Miles is the man you meet in a bar after a horrific breakup, the one whose outlandish lines are comforting only to someone in desperate need of an ego stroke. Delusions of happiness with such a man end when you discover his waterbed and the stereo cued up to “Let’s Get It On.” Women secretly hope this kind of guy has insecurity issues or seeks counseling for his pathetic love life. But Miles seems to do just fine.
The book’s first-person narration is a scary glimpse into the psyche of a single man who’s convinced he’s still got it at 36: “I’m a lousy son of a bitch, and I know it. No. Better: proud of it.” In humility, Miles rivals Ron Burgundy, Will Ferrell’s buffoonish character in the movie Anchorman—although Miles seems slightly more aware of what others think about him.
So what happens when that same egoist decides he’s fallen for Sunny, his beautiful next-door neighbor, who—like most people—hates his guts? Miles makes his living spinning others’ words; to him, “hate” is a relative term. Besides, it would be impossible to resist the Miles mojo. Or would it?
Miles’s work takes him to such far-flung locales as the Dominican Republic, but somehow Sunny is always on his mind. When badgered about his single status, he even invents a fictitious girlfriend also named Sunny—yet he spends most of the novel vehemently denying that he finds the flesh-and-blood version anything but acerbic and troublemaking.

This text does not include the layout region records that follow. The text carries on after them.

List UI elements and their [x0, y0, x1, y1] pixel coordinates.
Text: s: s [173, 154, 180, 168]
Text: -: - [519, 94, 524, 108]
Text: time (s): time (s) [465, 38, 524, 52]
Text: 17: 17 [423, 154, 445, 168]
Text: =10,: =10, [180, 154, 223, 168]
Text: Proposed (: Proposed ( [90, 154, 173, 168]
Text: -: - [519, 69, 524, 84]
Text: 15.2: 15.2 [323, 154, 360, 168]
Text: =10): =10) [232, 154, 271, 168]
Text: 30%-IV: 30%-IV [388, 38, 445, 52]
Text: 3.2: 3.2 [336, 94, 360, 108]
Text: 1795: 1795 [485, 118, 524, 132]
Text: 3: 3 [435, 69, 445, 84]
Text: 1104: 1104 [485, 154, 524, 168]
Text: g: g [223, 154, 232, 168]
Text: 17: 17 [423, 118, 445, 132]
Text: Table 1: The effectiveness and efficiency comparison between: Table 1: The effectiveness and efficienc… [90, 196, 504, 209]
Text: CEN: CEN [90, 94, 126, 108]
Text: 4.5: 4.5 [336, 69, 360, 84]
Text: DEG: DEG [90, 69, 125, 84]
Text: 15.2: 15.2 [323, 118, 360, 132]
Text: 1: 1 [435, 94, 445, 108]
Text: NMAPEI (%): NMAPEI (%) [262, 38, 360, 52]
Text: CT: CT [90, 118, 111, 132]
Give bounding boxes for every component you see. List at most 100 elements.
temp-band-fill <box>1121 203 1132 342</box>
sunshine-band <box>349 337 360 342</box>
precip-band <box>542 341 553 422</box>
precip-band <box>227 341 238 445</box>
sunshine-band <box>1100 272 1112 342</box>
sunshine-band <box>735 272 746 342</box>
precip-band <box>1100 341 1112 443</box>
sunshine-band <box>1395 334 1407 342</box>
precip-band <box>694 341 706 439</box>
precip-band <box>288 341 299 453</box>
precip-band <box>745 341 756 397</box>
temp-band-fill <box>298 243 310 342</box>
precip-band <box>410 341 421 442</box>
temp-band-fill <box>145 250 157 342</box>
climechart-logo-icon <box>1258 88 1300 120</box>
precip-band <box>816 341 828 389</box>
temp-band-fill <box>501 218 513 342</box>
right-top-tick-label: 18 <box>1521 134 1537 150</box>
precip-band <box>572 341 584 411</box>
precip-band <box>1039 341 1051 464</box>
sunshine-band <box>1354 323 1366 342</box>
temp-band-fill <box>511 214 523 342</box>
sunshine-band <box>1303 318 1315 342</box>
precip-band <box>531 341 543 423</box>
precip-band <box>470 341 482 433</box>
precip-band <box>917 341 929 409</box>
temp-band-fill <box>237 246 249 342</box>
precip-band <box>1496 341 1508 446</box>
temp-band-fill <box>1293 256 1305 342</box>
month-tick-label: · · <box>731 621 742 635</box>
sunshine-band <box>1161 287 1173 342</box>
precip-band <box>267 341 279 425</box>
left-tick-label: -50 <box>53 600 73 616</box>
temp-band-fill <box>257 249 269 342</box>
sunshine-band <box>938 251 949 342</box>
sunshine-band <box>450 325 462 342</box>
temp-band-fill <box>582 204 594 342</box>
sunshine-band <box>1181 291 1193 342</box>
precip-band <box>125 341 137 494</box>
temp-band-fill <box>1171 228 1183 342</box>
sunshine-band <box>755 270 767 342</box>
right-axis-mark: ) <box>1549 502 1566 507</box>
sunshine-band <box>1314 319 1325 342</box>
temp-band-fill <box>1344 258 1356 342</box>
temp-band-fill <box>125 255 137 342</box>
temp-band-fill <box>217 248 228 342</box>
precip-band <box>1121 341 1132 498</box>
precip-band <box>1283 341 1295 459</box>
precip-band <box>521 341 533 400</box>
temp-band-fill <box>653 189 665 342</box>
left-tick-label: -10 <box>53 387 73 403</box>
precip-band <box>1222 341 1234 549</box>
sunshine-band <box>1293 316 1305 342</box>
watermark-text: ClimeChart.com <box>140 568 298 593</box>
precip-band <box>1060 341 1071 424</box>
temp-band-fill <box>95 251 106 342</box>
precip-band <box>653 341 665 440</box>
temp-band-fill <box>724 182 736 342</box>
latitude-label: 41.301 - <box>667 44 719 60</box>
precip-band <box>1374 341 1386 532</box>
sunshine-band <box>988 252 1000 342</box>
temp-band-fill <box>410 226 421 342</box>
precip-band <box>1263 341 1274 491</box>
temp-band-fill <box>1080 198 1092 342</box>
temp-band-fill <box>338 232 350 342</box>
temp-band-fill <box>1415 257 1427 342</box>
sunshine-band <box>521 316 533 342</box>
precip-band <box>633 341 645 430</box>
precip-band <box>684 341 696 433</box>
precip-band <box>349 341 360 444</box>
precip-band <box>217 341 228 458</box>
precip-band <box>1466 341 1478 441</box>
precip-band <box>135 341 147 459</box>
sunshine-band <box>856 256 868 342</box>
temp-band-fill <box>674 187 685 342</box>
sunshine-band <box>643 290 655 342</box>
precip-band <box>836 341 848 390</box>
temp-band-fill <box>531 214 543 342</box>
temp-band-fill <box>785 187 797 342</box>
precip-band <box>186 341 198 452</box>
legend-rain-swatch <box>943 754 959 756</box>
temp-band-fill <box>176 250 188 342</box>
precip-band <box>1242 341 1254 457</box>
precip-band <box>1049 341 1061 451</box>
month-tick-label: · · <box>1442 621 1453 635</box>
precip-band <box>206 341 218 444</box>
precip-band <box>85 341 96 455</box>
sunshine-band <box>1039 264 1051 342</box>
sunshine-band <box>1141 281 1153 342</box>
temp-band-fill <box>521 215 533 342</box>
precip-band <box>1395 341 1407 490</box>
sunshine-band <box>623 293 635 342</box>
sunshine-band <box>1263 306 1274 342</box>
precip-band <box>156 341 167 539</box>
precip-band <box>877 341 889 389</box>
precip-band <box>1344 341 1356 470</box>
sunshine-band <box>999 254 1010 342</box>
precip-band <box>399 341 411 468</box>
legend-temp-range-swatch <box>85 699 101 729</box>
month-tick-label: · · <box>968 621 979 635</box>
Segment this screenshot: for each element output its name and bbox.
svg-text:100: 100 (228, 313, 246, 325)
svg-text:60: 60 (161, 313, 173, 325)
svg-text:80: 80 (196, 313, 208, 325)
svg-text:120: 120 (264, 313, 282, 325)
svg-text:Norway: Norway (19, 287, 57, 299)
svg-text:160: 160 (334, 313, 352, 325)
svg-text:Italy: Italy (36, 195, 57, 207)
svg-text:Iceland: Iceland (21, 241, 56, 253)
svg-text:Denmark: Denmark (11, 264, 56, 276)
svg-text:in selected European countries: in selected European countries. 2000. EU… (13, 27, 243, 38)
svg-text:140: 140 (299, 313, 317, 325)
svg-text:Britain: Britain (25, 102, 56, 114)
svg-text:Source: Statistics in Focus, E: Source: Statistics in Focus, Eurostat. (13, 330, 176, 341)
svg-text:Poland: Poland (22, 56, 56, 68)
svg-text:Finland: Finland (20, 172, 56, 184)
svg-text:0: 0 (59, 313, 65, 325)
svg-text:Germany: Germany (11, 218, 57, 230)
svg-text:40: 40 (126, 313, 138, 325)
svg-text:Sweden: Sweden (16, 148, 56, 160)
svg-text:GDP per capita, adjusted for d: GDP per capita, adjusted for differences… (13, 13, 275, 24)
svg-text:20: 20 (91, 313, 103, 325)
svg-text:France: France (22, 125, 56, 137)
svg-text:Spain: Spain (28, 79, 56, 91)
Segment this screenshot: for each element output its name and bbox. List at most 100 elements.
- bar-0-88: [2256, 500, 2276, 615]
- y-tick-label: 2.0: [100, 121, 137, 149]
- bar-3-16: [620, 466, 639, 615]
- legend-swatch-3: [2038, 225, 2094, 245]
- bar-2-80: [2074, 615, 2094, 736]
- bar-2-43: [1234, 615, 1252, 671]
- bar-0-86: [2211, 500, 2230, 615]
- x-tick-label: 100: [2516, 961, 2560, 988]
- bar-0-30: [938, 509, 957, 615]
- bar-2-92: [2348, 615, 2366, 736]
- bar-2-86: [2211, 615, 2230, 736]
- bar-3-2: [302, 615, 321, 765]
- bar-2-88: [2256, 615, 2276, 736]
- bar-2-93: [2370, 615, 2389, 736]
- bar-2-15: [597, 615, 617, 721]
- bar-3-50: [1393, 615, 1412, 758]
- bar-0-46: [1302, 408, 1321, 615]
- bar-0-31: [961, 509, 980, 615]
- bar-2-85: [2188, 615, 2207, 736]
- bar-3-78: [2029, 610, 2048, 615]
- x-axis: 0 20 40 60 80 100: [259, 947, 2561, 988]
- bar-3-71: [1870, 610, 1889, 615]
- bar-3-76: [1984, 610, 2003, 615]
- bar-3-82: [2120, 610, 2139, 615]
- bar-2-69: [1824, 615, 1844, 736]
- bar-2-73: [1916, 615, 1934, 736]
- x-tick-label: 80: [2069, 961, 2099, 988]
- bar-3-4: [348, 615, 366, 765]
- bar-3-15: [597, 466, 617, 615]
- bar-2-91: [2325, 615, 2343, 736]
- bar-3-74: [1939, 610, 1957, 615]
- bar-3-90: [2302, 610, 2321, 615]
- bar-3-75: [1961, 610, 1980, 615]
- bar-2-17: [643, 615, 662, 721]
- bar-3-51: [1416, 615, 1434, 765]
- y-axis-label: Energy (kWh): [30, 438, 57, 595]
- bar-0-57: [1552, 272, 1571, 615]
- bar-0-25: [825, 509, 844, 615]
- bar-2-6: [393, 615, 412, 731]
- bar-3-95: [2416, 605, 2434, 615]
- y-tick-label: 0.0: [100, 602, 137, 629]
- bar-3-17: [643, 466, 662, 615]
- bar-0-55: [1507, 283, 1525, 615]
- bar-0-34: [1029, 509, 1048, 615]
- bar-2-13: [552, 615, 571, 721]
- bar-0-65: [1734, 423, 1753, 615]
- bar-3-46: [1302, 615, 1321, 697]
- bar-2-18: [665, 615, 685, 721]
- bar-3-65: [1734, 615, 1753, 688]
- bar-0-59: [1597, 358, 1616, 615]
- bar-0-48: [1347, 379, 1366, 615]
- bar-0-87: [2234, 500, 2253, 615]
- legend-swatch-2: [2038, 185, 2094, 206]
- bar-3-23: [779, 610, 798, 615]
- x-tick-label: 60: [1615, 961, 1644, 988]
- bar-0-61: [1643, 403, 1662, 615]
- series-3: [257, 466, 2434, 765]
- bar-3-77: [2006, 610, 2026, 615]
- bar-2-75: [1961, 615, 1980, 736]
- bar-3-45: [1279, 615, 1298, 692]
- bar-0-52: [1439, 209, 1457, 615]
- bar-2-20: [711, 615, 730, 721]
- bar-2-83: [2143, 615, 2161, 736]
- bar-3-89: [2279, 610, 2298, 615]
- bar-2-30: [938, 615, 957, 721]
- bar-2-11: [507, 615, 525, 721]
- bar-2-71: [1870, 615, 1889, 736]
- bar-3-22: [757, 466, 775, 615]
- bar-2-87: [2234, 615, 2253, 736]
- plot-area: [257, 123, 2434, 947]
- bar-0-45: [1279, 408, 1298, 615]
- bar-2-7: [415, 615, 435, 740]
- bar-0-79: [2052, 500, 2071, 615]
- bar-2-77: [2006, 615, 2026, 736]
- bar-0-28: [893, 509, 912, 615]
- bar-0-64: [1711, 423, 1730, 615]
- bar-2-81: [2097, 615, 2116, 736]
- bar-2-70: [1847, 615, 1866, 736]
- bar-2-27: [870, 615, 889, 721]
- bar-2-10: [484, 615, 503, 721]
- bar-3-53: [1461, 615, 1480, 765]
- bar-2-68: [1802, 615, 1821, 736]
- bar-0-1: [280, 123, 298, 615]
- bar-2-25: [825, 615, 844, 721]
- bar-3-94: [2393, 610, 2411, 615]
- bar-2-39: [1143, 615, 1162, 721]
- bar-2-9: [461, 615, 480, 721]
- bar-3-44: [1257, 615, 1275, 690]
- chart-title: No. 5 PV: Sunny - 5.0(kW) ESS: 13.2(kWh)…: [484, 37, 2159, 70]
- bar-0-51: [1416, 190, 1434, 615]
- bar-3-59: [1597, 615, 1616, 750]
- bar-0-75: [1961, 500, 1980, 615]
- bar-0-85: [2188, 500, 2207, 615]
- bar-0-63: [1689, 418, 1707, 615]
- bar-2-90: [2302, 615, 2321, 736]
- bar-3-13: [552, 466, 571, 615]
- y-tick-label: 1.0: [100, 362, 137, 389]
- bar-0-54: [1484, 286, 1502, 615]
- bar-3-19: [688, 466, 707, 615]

Much of Beast of Love is consumed by Miles’s growing involvement with a media scandal involving golden toilets and union executives. For those unfamiliar with the PR industry, it’s an ugly look into the lives of spin doctors. There are brief, humanizing glimpses of Miles’s family life, namely his friendship with younger sister Ariel. Sunny is ever-present yet just out of reach—although it’s obvious from the first chapter that Miles harbors more love than resentment for the woman with the “golden smile.”
The beauty of Klein’s writing is in the details: Sweet baby sister Ariel indulges a rebellious streak with her choice of boyfriend, who sports a switchblade tattoo—on his neck. Office secretaries are “WOC’s,” or Women of the Cubicles. The boss has no name but “The Ferret.”
The story is touted as an “urban mating ritual,” but it seems more like guerrilla warfare. Dirty tactics involve newspaper stealing and the “adoption” of a homeless dog—which Miles has every intention of returning to the pound after it has served its purpose—but Sunny won’t budge in her feelings.
The book’s ongoing Midas-touch analogy gets a bit heavy-handed at times, but the laugh-out-loud narration—combining frat-boy humor, dry wit, and zingy one-liners—will leave even jaded readers snorting in their lounge chairs.